In a report published today the college was branded ‘inadequate’ and was told that it has no key strengths– while its leadership, teaching and pupil attainment were also said to be in freefall.
Attendance, punctuality and behaviour at the college are ‘poor’, the report adds.
The blow for Barnfield comes two months before new CEO and principal Tim Eyton-Jones takes the reins at the college, after he agreed to leave his current position as principal of John Ruskin College in South Croydon.
Since the departure of Sir Pete Birkett the college has had three temporary heads in the space of a year, with Monica Box the most recent interim principal.
These changes have had a destabilising effect on Barnfield, according to Ofsted.
The report read: “The college has been through a period of major change under the leadership of interim senior leaders and staffing levels have been reduced significantly.
“Despite managers now being clearer about the direction of the college, this change has been accompanied by a substantial decline in success rates because of inadequate teaching, learning and assessment.”

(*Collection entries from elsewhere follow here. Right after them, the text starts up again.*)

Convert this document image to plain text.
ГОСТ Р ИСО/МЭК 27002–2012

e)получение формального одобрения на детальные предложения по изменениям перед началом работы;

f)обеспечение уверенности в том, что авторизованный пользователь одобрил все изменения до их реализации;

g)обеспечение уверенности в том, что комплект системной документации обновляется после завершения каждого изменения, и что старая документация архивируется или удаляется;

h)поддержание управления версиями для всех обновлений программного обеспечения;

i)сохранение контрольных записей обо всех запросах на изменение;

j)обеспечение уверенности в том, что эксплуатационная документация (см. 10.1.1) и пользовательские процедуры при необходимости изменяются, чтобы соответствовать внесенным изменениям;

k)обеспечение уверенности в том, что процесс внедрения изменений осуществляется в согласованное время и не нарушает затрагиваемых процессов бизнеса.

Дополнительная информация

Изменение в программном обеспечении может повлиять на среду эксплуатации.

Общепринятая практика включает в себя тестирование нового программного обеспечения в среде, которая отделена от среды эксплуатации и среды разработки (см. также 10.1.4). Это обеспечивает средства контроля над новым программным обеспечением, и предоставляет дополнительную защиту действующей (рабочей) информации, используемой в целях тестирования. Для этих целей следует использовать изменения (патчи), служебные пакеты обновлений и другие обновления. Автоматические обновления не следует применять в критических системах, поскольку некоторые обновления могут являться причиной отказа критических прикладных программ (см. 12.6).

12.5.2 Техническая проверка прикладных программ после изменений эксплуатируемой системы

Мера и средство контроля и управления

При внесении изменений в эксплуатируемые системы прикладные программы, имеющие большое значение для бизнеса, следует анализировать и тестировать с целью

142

Inspectors added their significant concerns over the number of pupils gaining qualifications, largely caused by unambitious tutors.

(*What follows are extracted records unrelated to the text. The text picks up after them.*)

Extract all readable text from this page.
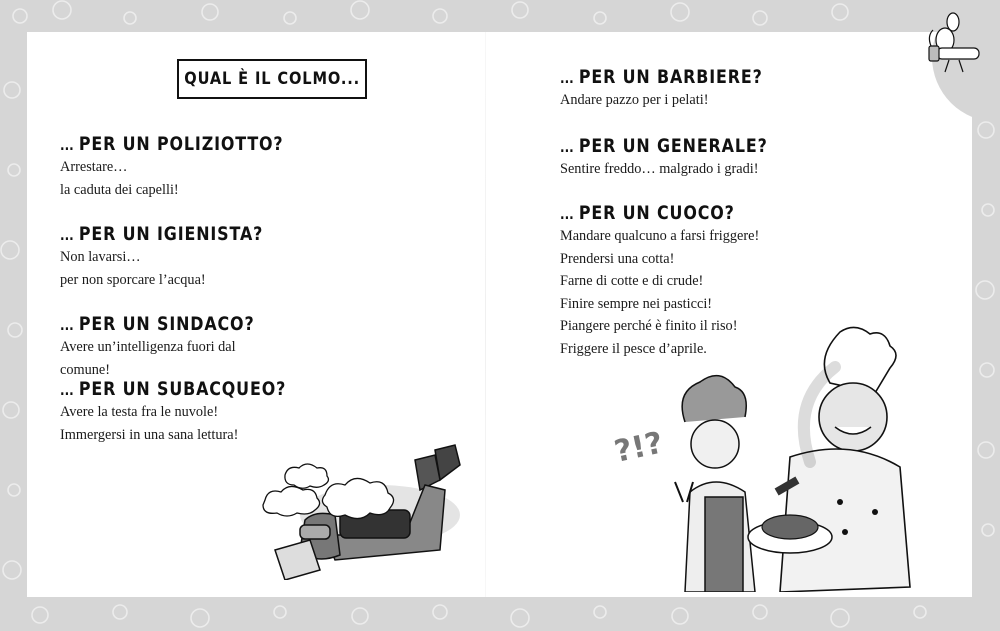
QUAL È IL COLMO...
... PER UN POLIZIOTTO?
Arrestare…
la caduta dei capelli!
... PER UN IGIENISTA?
Non lavarsi…
per non sporcare l’acqua!
... PER UN SINDACO?
Avere un’intelligenza fuori dal comune!
... PER UN SUBACQUEO?
Avere la testa fra le nuvole!
Immergersi in una sana lettura!
... PER UN BARBIERE?
Andare pazzo per i pelati!
... PER UN GENERALE?
Sentire freddo… malgrado i gradi!
... PER UN CUOCO?
Mandare qualcuno a farsi friggere!
Prendersi una cotta!
Farne di cotte e di crude!
Finire sempre nei pasticci!
Piangere perché è finito il riso!
Friggere il pesce d’aprile.
?!?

The report read: “Teaching, learning and assessment are inadequate, which is reflected in the very low proportion of learners and apprentices who achieve their qualifications.
“Very few learners obtain high grades in their studies.
“Too few tutors and assessors have sufficiently high expectations of their learners.
“They do not plan lessons or training sessions that enable learners to make consistently good progress, both in lessons and with their qualifications. “The proportion of good or better teaching in the college is very low.”
College chair Robin Somerville blamed the findings on the former management of Barnfield.
He said: “The corporation fully accepts all the findings of the Ofsted inspectors.
“This is an unacceptable failure by a significant majority of the previous management, governors and teaching staff.
“On behalf of the college, I have apologised to students for that failure.
“What was particularly worrying is the degree to which Ofsted inspectors found that management was overconfident in their assessment of quality, leading governors into a false sense of security.”